The History of Nollaig na mBan (Women’s Christmas) in Ireland

In Ireland, Nollaig na mBan or ‘Women’s Christmas’ falls on 6 January every year, but what exactly does this entail?

Those of us who celebrate Christmas will have grown up singing along to a song called ‘The 12 Days of Christmas’. 6 January is recognised in Ireland as the last day of Christmas.

The story of Nollaig na mBan states that on this day, women are invited to take a break, enjoy a feast, and let the men do the housework for a change.

It goes without saying that this is an old tradition born of old-fashioned gender roles that no longer apply today.

Therefore, will the history of Nollaig na mBan in Ireland reveal itself as a memory long forgotten, or can we celebrate it differently now?

Nollaig na mBan – what’s in a name?

What is Nollaig na mBan?
Credit: Pixabay / StockSnap

6 January is not only recognised as Nollaig na mBan.

Historically, and in many different cultures, the last day of Christmas has been associated with a religious celebration known as ‘Three Kings’ Day’ or ‘The Epiphany’.

This alludes to the day on which the three kings/three wise men from the Bible would have gone to visit baby Jesus.

As regards Nollaig na mBan, this holiday is also referred to as ‘Little Christmas’ or ‘Twelfth Night’.

Customs – the ancient traditions of Nollaig na mBan

The belief may have stemmed from the significance of Three King's Day.
Credit: Flickr / National Museum of American History Smithsonian Institution

Many people in Ireland today still believe that taking the Christmas decorations down before 6 January brings bad luck.

This belief may have stemmed from the significance of ‘Three Kings’ Day’.

It was said that Christmas lights would’ve guided the three kings to Bethlehem. Thus, removing them too soon seemed a bad idea.

We understand 6 January then as the last chance for women to enjoy Christmas. This would have involved visiting their female friends and eating the rest of the Christmas leftovers.

For example, many households in Ireland would have finished off the Christmas cake on 6 January.
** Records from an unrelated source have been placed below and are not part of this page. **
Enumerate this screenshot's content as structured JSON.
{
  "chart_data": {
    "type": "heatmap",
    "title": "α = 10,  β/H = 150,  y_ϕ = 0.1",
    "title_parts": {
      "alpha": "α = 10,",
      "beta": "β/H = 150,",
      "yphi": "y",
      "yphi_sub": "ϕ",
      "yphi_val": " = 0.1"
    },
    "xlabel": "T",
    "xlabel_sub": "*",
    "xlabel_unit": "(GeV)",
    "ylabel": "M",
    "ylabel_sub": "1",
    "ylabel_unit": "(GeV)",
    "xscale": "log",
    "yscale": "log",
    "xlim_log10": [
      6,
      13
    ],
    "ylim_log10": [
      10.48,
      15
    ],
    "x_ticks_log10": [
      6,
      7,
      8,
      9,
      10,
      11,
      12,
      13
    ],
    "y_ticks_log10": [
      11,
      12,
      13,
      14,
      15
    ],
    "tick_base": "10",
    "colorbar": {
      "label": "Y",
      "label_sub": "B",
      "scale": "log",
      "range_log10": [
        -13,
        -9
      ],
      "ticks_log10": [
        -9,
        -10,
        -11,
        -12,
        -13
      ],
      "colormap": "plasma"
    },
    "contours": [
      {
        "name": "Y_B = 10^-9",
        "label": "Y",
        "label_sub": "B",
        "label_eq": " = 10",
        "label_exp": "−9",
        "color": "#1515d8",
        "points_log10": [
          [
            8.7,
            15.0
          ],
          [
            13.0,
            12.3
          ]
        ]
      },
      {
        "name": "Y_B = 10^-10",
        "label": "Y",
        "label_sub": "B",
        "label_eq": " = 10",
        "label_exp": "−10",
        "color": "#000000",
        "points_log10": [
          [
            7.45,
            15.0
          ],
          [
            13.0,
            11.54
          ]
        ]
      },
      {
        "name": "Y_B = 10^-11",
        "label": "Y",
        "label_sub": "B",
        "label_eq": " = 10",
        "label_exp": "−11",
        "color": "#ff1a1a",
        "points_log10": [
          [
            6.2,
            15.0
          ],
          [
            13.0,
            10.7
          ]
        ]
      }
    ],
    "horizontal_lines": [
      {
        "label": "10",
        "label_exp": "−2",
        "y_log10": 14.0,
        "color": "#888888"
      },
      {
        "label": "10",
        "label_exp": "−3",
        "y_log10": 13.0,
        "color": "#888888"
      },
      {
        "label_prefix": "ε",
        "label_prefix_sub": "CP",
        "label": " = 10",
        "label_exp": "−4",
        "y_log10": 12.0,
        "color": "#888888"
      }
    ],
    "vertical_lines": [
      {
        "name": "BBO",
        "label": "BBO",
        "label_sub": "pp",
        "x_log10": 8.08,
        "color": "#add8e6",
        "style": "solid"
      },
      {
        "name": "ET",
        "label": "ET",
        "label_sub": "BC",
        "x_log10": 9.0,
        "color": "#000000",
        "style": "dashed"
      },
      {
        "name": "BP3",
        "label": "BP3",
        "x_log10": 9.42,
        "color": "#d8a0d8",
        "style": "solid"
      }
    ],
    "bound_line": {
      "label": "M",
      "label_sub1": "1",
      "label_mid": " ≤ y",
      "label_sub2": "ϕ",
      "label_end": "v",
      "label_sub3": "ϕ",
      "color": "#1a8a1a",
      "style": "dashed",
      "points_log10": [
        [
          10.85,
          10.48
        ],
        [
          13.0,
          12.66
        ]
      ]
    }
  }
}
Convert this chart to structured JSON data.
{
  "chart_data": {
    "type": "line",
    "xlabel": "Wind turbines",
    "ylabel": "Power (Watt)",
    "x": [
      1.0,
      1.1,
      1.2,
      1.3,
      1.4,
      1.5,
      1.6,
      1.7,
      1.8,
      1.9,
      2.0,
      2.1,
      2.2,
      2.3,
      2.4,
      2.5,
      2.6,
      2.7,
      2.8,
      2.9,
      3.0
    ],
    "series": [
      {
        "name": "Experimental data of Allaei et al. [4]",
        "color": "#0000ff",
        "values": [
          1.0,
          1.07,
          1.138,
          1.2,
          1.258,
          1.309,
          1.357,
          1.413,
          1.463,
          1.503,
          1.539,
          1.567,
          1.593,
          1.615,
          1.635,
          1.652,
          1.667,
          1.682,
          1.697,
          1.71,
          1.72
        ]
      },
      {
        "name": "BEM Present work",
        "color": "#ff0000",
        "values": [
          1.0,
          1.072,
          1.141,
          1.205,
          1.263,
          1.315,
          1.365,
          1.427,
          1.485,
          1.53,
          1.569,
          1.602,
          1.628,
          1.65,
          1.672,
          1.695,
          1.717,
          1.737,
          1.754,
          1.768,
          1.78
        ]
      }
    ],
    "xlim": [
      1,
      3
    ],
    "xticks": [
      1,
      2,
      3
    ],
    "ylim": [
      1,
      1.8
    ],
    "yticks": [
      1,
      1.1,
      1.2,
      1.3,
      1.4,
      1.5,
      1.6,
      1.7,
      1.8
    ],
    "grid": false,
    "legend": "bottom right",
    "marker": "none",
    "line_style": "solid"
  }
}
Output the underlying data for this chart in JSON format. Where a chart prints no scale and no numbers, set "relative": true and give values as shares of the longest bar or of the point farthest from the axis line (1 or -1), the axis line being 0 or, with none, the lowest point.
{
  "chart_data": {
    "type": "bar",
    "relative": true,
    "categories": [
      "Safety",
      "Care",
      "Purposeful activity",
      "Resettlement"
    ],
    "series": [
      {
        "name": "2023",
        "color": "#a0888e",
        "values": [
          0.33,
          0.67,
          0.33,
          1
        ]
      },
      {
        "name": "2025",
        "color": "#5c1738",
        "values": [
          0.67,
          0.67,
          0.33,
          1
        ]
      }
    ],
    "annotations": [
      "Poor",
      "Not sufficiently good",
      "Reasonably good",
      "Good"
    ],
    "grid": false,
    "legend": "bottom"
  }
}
This is a treat whose delicacy would normally have been reserved for visitors alone.

Irish superstitions – tales from Little Christmas past

It was believed that water in the wells would turn to wine on Nollaig na mBan.
Credit: commons.wikimedia.org

Some other traditions from the history of Nollaig na mBan are more memorable thanks to their bizarre nature.

In Ireland, many believed that the water found in wells would turn to wine on the last day of Christmas.

However, looking inside the well or tasting the wine was said to have brought terrible luck.

Moreover, mothers of the past would rub the tail of a herring over the eyes of their children to rid them of all disease for the year to come.

These traditions are rare nowadays, so then, what can we expect on 6 January this year?

The future of the feast – what it means today

The future of Women's Christmas in Ireland.
Credit: Pixabay / TerriC

Unsurprisingly, through the lens of the 21st-century, Nollaig na mBan is known to many as a sexist and outdated occasion.

The notion that women would have done all the work over Christmas followed by just one day off to enjoy old leftovers doesn’t exactly scream equality.

However, like our society, this tradition has started developing to fit modern standards.

In Ireland today, it is common for events to be held all over the country in celebration of Nollaig na mBan.

The Breast Cancer Research Institute Ireland encourage people to raise money for Nollaig na mBan.
Credit: Facebook / @BreastCancerResearchNUIG

Data scientist Áine Lenihan organised an All-Women Ted Talk for Dublin’s Merrion Hotel this 6 January.

What’s more, Ireland’s National Breast Cancer Research Institute is encouraging people to fundraise for them on the 12th day of Christmas this year.

Today, the Nollaig na mBan traditions come across as old-fashioned and unjust. Still, they act as a reminder of how much Ireland has progressed.

Besides, we always swear by keeping the Christmas tree up until after 6 January, and this year is no different!